Nov 06, 2013 Owning the courtroom and the competition

During the Vietnam War, the United States government drafted a slew of people not long past high school age who were ill-prepared to go to war. Plenty had little real-world experience. Plenty had never been on a plane, let alone one to halfway around the world. Plenty would be overwhelmed by the heat and terrain, let alone by being fired upon and seeing fellow solders’ limbs flying in all directions in surroundings completely different from their hometowns. Plenty were unable to withstand committing atrocities.

Consequently, does being on an unfamiliar battlefield spell a weakened soldier? Does being fired on by the opposition mean being emasculated? No, at least not when the cause is a non-violent and noble one. My clients and witnesses need to know this, especially those who feel like fish out of water in court. I must remind myself of this, for me to be as strong as possible for my clients in and out of court, and to inspire them to be fearless in court. Today’s blog entry, then, continues from my November 1 blog entry on presenting powerful testimony in court.

My November 1 blog entry, confirms that there is no out there for the mind. Robert Thurman echoes the same concept in his new book with Sharon Salzber, Love Your Enemies (see here, too), saying that we actually have no enemies, because our sense of well being or lack thereof comes from within us rather than from outside of us. Easier said than done, but the sooner my clients and witnesses recognize that cross-examining prosecutors and judges are our teachers and not our enemies, the sooner that their very presence and words will improve to make their message more persuasive and powerful.

Not only do we have no enemies, but we also should see everywhere we go as a hospitable place, and not a land of culture shock, a land of home team advantage, nor a sea of landmines to negotiate for the first time. I have had moments of weakness myself where I half jokingly said that living in Virginia is a culture shock to my experience growing up in the North. However, at its core, I am not living in culture shock, despite Virginia’s virulently racist and segregationist past, despite [Robert E.] Lee Highway’s stretching over one hundred miles to Georgetown’s doorstep, and despite the rifle-toting Confederate soldier statute greeting visitors to the Loudoun County, Virginia, courthouse with nothing to offset it other than one sidewalk tile around fifty yards away honoring Martin Luther King, Jr.

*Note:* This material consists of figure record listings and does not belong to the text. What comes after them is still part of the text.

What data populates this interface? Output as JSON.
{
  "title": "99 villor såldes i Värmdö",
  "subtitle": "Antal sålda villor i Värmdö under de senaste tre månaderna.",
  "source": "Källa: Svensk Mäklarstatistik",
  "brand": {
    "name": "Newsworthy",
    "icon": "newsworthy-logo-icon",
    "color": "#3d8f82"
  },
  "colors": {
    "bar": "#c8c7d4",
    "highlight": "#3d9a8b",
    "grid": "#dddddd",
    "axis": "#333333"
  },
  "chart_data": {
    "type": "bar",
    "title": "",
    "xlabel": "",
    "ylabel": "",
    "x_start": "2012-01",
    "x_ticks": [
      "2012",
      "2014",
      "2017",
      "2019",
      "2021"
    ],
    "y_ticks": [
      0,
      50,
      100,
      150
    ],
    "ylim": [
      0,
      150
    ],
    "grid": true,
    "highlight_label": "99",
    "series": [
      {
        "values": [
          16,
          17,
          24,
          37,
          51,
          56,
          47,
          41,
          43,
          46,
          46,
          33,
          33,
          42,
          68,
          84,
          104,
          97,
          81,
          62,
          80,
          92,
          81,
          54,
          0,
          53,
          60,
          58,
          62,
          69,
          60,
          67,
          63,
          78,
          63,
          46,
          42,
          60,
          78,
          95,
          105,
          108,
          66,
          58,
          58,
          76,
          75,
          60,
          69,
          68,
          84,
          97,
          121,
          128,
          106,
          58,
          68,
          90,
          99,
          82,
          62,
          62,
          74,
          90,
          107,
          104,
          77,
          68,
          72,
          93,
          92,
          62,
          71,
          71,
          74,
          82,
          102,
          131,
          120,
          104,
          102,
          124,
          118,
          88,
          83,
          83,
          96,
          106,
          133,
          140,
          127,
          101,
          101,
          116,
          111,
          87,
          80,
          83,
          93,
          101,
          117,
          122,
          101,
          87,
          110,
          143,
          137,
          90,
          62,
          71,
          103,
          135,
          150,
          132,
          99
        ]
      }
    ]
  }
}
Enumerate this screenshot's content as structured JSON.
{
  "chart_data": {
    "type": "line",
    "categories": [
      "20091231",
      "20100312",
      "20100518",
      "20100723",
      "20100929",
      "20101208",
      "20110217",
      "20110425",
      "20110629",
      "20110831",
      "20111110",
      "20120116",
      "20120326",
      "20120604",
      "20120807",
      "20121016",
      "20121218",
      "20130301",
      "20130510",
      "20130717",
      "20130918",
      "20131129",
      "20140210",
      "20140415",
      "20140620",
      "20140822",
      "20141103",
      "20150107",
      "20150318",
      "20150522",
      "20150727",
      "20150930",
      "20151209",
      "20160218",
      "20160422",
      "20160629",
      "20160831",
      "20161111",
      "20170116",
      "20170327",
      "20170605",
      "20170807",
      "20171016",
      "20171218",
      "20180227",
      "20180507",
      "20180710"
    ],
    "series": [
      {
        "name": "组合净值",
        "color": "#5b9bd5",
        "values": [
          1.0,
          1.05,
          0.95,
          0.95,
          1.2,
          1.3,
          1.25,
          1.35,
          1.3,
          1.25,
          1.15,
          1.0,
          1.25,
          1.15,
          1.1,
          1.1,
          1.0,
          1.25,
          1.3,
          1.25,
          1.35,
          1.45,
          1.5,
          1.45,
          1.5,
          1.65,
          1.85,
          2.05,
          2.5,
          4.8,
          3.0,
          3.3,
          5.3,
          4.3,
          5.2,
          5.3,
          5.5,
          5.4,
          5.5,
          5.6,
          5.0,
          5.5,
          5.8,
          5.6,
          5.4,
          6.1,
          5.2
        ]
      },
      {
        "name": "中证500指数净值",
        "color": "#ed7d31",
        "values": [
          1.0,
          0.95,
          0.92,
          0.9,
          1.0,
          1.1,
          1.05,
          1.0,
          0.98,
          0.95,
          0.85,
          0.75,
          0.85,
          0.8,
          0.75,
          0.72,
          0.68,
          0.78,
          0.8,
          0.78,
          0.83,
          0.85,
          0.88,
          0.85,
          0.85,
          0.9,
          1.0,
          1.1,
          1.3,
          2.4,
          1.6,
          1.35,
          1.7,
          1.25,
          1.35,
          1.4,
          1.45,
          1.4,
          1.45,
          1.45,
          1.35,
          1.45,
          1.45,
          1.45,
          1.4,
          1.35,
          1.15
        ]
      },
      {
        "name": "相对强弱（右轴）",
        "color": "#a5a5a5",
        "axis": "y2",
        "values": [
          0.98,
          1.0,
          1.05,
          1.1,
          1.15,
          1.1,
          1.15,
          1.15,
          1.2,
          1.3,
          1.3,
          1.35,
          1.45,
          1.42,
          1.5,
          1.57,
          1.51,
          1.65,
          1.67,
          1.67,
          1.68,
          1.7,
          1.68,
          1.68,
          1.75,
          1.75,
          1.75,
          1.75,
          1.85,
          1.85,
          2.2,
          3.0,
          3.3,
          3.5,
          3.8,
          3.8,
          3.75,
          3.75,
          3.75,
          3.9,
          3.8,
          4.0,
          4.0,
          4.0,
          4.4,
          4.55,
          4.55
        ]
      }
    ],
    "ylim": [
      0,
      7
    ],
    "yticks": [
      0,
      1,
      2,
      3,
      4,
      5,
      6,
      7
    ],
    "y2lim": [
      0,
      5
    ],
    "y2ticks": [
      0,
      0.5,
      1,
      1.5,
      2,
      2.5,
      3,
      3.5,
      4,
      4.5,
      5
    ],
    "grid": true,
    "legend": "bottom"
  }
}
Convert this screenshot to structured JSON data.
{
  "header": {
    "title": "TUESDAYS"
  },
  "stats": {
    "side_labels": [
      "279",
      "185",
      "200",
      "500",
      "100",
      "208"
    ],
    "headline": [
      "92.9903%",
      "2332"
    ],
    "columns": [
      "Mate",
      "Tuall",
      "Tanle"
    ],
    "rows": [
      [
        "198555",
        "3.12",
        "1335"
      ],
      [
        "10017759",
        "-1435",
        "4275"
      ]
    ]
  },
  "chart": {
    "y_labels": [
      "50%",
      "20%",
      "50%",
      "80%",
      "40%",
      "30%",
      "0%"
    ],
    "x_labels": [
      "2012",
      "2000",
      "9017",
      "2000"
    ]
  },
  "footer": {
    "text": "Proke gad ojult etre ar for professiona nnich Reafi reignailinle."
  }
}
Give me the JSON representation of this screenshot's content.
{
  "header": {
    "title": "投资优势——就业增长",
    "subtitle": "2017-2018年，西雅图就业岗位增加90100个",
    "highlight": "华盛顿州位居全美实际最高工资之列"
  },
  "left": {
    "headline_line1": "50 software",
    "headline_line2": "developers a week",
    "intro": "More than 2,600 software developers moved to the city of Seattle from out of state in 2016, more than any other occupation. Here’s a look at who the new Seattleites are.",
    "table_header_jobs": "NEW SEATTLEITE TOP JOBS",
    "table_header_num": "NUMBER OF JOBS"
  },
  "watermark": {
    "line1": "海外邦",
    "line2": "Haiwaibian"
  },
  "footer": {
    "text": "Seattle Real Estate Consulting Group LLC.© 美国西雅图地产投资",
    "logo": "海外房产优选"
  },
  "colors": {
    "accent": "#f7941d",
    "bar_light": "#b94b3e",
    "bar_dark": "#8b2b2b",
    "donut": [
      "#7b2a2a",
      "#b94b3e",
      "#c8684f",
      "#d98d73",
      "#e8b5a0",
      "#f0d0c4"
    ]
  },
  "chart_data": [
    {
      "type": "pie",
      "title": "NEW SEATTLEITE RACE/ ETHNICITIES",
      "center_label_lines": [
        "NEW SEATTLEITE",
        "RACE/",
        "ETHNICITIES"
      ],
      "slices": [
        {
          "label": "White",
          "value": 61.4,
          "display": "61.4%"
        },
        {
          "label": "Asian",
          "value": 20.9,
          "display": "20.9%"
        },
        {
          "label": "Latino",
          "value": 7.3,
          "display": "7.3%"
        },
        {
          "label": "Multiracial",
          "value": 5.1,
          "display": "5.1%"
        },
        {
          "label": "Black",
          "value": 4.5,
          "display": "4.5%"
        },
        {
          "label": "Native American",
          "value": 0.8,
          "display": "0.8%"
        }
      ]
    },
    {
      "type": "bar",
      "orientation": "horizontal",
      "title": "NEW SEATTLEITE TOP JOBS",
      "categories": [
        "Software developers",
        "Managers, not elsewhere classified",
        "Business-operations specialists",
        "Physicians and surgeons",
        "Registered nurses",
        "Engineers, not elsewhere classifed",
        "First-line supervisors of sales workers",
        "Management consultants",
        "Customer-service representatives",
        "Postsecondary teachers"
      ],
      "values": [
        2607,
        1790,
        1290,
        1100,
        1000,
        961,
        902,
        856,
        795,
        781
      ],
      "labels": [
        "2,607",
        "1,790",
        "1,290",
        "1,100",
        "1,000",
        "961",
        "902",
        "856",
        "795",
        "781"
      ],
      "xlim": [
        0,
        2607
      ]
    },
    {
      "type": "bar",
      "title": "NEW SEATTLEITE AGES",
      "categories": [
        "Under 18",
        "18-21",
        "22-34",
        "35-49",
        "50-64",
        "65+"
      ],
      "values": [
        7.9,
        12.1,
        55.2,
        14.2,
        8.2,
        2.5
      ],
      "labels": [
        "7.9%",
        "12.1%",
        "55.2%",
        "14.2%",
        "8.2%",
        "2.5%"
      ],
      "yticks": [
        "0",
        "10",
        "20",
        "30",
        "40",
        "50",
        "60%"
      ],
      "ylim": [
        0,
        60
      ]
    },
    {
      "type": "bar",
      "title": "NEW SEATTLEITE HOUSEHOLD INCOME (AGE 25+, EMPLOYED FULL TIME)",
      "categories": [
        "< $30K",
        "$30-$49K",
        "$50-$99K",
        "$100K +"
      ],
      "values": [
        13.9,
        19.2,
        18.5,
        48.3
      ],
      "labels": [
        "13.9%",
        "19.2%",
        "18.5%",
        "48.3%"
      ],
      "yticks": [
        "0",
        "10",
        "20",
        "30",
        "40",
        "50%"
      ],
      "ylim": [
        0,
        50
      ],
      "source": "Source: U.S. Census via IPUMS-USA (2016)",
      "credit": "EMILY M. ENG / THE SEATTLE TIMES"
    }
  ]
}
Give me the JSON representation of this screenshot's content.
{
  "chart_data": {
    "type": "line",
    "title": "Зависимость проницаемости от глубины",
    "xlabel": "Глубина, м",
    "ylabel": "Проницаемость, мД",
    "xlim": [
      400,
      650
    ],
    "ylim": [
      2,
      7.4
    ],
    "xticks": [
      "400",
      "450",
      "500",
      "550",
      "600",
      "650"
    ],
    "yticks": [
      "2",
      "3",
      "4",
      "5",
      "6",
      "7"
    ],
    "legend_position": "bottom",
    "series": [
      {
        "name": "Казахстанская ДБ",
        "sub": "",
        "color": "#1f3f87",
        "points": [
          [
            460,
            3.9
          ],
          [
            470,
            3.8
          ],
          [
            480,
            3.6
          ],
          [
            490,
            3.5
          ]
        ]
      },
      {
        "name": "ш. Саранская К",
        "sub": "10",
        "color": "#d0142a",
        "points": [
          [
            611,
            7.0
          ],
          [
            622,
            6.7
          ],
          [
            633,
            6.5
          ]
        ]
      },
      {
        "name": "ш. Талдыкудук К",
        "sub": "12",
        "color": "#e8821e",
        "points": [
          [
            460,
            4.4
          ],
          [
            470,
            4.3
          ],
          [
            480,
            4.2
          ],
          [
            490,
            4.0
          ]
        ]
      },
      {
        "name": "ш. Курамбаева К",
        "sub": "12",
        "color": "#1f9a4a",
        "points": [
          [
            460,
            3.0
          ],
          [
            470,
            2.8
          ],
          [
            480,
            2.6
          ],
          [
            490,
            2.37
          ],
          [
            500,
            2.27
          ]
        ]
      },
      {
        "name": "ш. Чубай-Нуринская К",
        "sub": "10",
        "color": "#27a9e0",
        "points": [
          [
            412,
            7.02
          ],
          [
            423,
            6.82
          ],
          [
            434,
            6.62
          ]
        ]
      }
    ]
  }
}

When we realize that we are home and grounded wherever we go, and that we always have our human heart and spirit everywhere that we walk, we can feel more comfortable — and, therefore be more powerful — wherever we go. For some people, such symbols or approaches as silent chants, a meaningful photo in one’s wallet, or meditating in one’s car or other place nearby the courthouse helps achieve the powerfully grounded and persuasive feeling of being home. Whatever works. 

What is the alternative to not seeing anyone as enemies? Bob Thurman learned that the hard way in his younger years, as he was bullied by his brother and reacted with fury, addicting himself to anger. What good does addiction to anger do beyond making one’s opponents happy?

Very powerful, then, is to feel at home no matter how close or far we travel from our bedrooms. As Thich Nhat Hanh says, "I have arrived. I am home." That approach brings one closer to owning the courtroom and the competition.